Today’s example is Priti Radhakrishnan, who runs an organization called I-MAK, which apparently stands for “the Initiative for Medicines, Access & Knowledge.” Well, aren’t those all three very nice things? I’m sure we can all get behind Priti.
So, in her latest article at Statnews.com, “Pharma’s secret weapon to keep drug prices high,” Priti rails against pharmaceutical patents, especially what she calls “secondary patents.” [just as an aside, there is no such thing as a secondary patent. There is no distinction in patent law between “primary” and “secondary” patents. This is a disparaging term that is used by the anti-patent crowd.]
Now, any clown can come up with an example of a bad patent. Priti has the nerve, however, to use Solvadi as her example, which is where we are going with all of this.
What is Sovadi? Sovaldi is a CURE for Hepatitis-C. It’s a revolutionary medicine. First you had Hep-C, and you suffered and you died early. Now, with Sovaldi, you can be cured of Hep-C.
I emphasize this because, before Sovaldi, the critics of the pharmaceutical industry were bashing the industry because it allegedly was focusing on lifestyle drugs for the rich West rather than trying to cure the diseases that plagued millions of people. Greed rather than trying to actually cure diseases. Then Sovaldi comes along and inconveniences their argument.
But you’ve got to hand it to Priti. She has nerve—almost certainly more nerve than you or I have. Because Priti can write something like this:
“We have evaluated Gilead’s patent portfolio and found that, based on US and international patent law, Gilead does not deserve any of its 27 patents for Sovaldi. Both the base and secondary patents for the drug are based on old science and commonly known techniques.”
Really? So there’s no cure for Hep-C. Someone invests millions of dollars and years of expertise and actually manages to invent a cure for Hep-C, but they’re not entitled to a single patent for such a revolutionary invention?
Who knew? "Old science and commonly known techniques!" We could have cured Hep C a long time ago with old science and commonly known techniques! We just didn't bother! All that time the cure for Hep C was laying around, being used as a door stop.

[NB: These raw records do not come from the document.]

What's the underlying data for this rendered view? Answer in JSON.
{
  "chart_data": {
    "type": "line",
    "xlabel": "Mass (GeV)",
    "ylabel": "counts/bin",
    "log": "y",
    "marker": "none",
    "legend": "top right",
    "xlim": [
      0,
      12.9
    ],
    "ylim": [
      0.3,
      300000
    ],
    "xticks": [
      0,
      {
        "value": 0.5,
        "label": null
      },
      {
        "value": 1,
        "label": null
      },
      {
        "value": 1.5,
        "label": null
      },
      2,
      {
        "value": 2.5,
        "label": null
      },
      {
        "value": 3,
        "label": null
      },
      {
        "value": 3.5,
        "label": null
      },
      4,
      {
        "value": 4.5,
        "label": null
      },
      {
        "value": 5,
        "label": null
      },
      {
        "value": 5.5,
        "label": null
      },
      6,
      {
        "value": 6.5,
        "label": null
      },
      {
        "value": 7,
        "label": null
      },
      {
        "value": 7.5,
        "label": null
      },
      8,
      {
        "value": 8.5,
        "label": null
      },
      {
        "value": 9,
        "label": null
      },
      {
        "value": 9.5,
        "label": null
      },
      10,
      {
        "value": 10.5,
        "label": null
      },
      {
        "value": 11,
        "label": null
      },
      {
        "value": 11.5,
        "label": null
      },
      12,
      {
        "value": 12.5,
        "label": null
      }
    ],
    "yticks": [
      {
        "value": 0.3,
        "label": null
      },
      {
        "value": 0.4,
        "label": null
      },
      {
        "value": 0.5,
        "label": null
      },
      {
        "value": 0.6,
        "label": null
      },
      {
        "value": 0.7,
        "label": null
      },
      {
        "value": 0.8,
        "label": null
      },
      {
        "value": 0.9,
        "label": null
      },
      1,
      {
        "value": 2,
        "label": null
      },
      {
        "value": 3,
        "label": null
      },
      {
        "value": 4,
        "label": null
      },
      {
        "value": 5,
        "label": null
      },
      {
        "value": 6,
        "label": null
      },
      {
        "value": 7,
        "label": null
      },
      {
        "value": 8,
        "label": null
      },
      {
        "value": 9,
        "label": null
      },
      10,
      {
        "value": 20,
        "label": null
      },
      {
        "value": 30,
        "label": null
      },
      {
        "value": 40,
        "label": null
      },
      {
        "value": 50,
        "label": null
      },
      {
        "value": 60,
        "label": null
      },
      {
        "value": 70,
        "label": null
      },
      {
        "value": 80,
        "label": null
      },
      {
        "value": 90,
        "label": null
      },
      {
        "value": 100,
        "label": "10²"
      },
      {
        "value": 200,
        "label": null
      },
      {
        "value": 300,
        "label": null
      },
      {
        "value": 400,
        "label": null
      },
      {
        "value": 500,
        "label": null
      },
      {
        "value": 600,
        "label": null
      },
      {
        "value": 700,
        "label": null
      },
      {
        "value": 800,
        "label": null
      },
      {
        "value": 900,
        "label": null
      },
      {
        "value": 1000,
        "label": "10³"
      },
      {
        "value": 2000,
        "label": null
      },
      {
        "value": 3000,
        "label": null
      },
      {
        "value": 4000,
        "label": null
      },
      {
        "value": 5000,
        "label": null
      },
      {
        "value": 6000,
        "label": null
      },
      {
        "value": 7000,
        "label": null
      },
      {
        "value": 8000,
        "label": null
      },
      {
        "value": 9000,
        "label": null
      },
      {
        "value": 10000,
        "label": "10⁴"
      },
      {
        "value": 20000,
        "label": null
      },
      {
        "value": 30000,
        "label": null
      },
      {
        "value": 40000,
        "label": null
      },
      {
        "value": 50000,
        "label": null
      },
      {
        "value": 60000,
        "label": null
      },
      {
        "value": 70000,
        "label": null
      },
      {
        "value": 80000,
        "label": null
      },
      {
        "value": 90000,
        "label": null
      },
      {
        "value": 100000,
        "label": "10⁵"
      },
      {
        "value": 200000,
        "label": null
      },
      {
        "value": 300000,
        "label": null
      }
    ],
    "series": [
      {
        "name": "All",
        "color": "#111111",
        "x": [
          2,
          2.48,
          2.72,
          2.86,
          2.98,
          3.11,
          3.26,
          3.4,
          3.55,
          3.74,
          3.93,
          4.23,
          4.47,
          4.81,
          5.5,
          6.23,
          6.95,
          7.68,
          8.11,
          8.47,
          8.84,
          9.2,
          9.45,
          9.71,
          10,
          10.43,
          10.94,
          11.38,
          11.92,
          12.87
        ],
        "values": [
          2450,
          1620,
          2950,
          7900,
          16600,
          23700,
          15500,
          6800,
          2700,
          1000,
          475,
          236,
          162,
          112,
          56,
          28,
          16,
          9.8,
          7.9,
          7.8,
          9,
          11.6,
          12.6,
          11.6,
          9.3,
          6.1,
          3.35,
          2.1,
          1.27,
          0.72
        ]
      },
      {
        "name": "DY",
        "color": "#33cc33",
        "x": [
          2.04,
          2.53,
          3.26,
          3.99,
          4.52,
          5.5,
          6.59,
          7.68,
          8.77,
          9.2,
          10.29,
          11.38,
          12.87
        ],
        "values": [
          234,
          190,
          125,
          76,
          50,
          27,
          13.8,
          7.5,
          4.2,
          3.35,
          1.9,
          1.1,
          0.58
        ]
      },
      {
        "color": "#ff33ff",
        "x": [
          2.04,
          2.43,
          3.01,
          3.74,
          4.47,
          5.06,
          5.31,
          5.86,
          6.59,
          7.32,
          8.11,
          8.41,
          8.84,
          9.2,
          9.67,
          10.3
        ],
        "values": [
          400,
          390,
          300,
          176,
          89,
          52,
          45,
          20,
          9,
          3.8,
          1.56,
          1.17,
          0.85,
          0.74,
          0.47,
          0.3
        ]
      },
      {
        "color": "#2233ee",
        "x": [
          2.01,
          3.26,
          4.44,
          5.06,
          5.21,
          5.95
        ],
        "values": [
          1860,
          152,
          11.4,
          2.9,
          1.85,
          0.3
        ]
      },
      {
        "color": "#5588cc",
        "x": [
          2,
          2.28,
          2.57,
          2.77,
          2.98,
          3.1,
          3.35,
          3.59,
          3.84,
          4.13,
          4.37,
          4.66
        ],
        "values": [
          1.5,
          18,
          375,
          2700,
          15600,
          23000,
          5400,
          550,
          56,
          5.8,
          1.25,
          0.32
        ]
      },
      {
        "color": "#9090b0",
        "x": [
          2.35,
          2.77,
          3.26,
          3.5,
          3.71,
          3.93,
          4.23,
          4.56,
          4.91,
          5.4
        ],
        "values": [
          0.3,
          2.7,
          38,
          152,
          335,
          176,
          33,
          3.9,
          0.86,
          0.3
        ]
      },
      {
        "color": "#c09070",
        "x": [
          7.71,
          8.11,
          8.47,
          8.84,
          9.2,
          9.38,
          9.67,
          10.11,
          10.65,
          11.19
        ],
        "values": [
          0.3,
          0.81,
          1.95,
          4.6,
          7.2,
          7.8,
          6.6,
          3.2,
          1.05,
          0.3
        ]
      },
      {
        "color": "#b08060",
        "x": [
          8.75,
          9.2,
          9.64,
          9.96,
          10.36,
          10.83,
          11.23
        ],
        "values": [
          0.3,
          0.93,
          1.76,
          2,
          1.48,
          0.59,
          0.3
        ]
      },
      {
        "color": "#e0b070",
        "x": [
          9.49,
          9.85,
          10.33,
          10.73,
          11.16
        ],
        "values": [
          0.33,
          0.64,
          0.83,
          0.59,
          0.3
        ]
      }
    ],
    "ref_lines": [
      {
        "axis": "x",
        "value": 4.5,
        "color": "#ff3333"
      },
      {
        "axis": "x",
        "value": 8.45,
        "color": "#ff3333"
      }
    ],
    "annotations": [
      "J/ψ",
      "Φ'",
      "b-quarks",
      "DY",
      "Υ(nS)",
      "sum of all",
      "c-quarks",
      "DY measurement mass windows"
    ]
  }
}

We just never got around to it.
I guess if Priti and her organization used their evaluation methodology on my front yard, they wouldn't manage to find a single blade of grass.
In Priti's case, it appears that her hatred of the pharmaceutical industry has clouded her ability to even see things in logical sequence. I hope I'm not crossing through the same intersection with Priti anytime soon.
Later, Priti manages to come up with the standard disclaimer that the anti-IP crowd always manages to throw down so they don’t seem quite so unreasonable:
“We support patents”
“Our patent system should reward only true inventions in science and medicine.”
Wait—curing Hep C with a pill isn’t a “true invention in science or medicine”?
But seriously, it's important to understand a couple of things here. First, you can become so twisted in your political agenda that you can make outright foolish and false statements, and you don't even know you've done it.
And second, believe it or not, people like Priti and with her views are taken seriously in the global health policy community. That's the really scary thing.